The three-day trip by Macron, accompanied by seven members of his cabinet, is intended to make a statement about his investment in security and education, just eight months from presidential elections.
“It’s a city that has been emitting a number of warning signals,” a presidential aide admitted on Tuesday. Macron is well aware that his far-right challenger Marine Le Pen is expected to campaign next year on a law-and-order platform.
Marseille’s northern districts, some of the most deprived urban areas of France, serve as the hub for the city’s vicious narcotics trade, which Interior Minister Gerald Darmanin has already promised to tackle.
“We won’t give up,” Macron told police officers on the frontline of the battle during a visit to a station on Wednesday. “We have improving results. We’ll carry on, to the end, in making sure drug-dealing spots close permanently.”

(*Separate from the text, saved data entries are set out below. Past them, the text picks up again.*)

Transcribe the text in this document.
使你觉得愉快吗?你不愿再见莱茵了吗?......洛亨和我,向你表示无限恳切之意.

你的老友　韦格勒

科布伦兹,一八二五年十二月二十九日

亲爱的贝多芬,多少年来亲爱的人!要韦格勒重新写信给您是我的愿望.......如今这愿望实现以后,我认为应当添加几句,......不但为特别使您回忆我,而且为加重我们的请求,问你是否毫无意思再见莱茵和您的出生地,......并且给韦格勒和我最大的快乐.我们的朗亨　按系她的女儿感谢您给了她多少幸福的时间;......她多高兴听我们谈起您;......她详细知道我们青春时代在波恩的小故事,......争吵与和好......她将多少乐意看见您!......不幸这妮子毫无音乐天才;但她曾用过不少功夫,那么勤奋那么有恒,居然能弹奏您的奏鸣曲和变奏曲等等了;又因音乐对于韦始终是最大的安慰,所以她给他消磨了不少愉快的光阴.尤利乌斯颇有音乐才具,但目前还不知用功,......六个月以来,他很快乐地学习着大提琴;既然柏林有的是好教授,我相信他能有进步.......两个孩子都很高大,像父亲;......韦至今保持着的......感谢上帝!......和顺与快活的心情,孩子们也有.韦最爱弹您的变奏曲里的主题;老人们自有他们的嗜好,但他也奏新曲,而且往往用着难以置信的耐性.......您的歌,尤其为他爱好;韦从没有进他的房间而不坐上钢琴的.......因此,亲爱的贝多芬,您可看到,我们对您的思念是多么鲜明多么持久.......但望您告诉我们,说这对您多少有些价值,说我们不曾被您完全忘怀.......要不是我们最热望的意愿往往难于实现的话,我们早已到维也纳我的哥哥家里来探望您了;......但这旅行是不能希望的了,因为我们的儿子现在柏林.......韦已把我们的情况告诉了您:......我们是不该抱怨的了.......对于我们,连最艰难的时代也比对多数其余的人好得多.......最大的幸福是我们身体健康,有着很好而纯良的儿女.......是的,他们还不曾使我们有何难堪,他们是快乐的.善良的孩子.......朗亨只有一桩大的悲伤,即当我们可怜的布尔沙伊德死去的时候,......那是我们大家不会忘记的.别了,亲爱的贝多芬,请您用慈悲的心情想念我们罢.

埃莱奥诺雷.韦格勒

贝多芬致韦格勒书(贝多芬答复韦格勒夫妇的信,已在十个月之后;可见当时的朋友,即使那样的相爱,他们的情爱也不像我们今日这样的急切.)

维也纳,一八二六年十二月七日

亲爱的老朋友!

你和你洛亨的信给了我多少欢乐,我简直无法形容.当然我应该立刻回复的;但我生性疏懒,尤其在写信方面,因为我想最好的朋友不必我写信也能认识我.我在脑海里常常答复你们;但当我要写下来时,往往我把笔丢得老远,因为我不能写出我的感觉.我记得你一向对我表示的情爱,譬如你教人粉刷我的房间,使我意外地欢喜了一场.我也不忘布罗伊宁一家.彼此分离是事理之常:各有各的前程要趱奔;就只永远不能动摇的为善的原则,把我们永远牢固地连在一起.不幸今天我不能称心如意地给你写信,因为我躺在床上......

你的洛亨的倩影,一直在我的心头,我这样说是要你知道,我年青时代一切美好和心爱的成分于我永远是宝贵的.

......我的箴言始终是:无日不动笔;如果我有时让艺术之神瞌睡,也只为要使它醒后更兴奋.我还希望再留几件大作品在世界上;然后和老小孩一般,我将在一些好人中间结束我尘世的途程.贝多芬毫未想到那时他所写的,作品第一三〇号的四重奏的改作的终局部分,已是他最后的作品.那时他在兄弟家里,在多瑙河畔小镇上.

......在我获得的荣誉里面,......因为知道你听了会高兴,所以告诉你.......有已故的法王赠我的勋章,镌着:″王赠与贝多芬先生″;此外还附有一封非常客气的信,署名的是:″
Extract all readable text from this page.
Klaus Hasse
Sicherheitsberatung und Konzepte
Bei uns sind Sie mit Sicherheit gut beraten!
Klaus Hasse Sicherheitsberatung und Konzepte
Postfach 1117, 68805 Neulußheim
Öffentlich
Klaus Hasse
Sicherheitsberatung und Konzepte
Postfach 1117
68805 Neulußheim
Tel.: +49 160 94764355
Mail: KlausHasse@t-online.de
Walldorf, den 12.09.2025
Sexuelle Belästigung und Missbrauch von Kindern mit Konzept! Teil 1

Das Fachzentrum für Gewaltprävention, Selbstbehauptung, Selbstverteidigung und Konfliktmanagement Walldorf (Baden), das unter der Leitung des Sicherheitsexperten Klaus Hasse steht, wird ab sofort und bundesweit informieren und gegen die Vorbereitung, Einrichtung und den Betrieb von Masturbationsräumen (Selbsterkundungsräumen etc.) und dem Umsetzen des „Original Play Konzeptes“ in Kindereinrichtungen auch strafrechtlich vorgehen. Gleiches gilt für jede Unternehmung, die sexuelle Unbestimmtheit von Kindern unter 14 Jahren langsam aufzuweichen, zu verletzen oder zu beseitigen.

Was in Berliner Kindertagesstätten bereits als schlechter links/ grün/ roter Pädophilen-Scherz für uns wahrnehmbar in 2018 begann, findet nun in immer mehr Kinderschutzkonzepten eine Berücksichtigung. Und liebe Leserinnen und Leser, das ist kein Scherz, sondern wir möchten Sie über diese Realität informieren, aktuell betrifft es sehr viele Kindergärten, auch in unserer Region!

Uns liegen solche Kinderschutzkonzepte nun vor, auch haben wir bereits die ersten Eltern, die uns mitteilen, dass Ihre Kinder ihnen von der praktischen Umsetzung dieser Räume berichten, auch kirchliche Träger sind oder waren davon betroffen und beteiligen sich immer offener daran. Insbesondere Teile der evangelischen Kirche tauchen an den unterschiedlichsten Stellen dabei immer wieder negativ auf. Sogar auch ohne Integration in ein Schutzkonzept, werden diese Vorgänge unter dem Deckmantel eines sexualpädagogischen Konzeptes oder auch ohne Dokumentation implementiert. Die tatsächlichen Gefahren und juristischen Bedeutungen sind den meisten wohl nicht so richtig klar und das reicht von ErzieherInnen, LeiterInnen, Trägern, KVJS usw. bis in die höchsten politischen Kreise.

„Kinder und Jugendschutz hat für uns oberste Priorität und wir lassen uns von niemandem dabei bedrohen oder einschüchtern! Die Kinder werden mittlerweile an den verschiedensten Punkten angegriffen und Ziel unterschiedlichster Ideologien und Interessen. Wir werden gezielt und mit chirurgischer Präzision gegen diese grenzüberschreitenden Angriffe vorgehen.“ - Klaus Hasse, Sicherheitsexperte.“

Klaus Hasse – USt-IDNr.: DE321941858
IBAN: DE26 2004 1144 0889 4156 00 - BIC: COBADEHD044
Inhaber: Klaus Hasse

Two people died in northern Marseille last weekend in another drive-by shooting, while the week before a 14-year-old was killed in automatic gunfire near one of many dealing points where marijuana and cocaine are openly sold.
During the same period, another man was forced into a car and burned to death when the vehicle was set on fire.
Twelve people have been killed over the last two months in what appears to be a drugs turf war that is sparking tit-for-tat murders, say police, but the levels remain below 2016 and to the particularly violent periods in the 1980s.
“Nobody cares about what happens here,” one local resident told AFP in the desolate Les Rosiers housing estate this week. “I get the sense that they (politicians) think ‘let’s leave these paupers and foreigners to kill each other out there.'”
Over the course of his visit, Macron is expected to build on recent announcements for Marseille: an extra 300 police have been promised for the city, as well as extra magistrates.
He is also expected to announce support for the Socialist mayor’s plan to renovate the city’s public schools, some of which are in a “woeful” state, according to head of the local education board.
Newly elected mayor Benoit Payan has promised to invest 1.2 billion euros to renovate and rebuild 200 of the city’s 472 public schools and is looking for backing from the central government.
“The schools are unworthy of the republic,” he told AFP this week, adding that housing in Marseille was also “not in keeping with the world’s sixth-largest power”.
Payan has given multiple interviews in recent weeks to sound the alarm about drug-related crime.
“If people are killing each other with Kalashnikovs, it’s because Kalashnikovs are circulating almost freely in this city,” he told broadcaster Franceinfo in August after the murder of the 14-year-old school boy.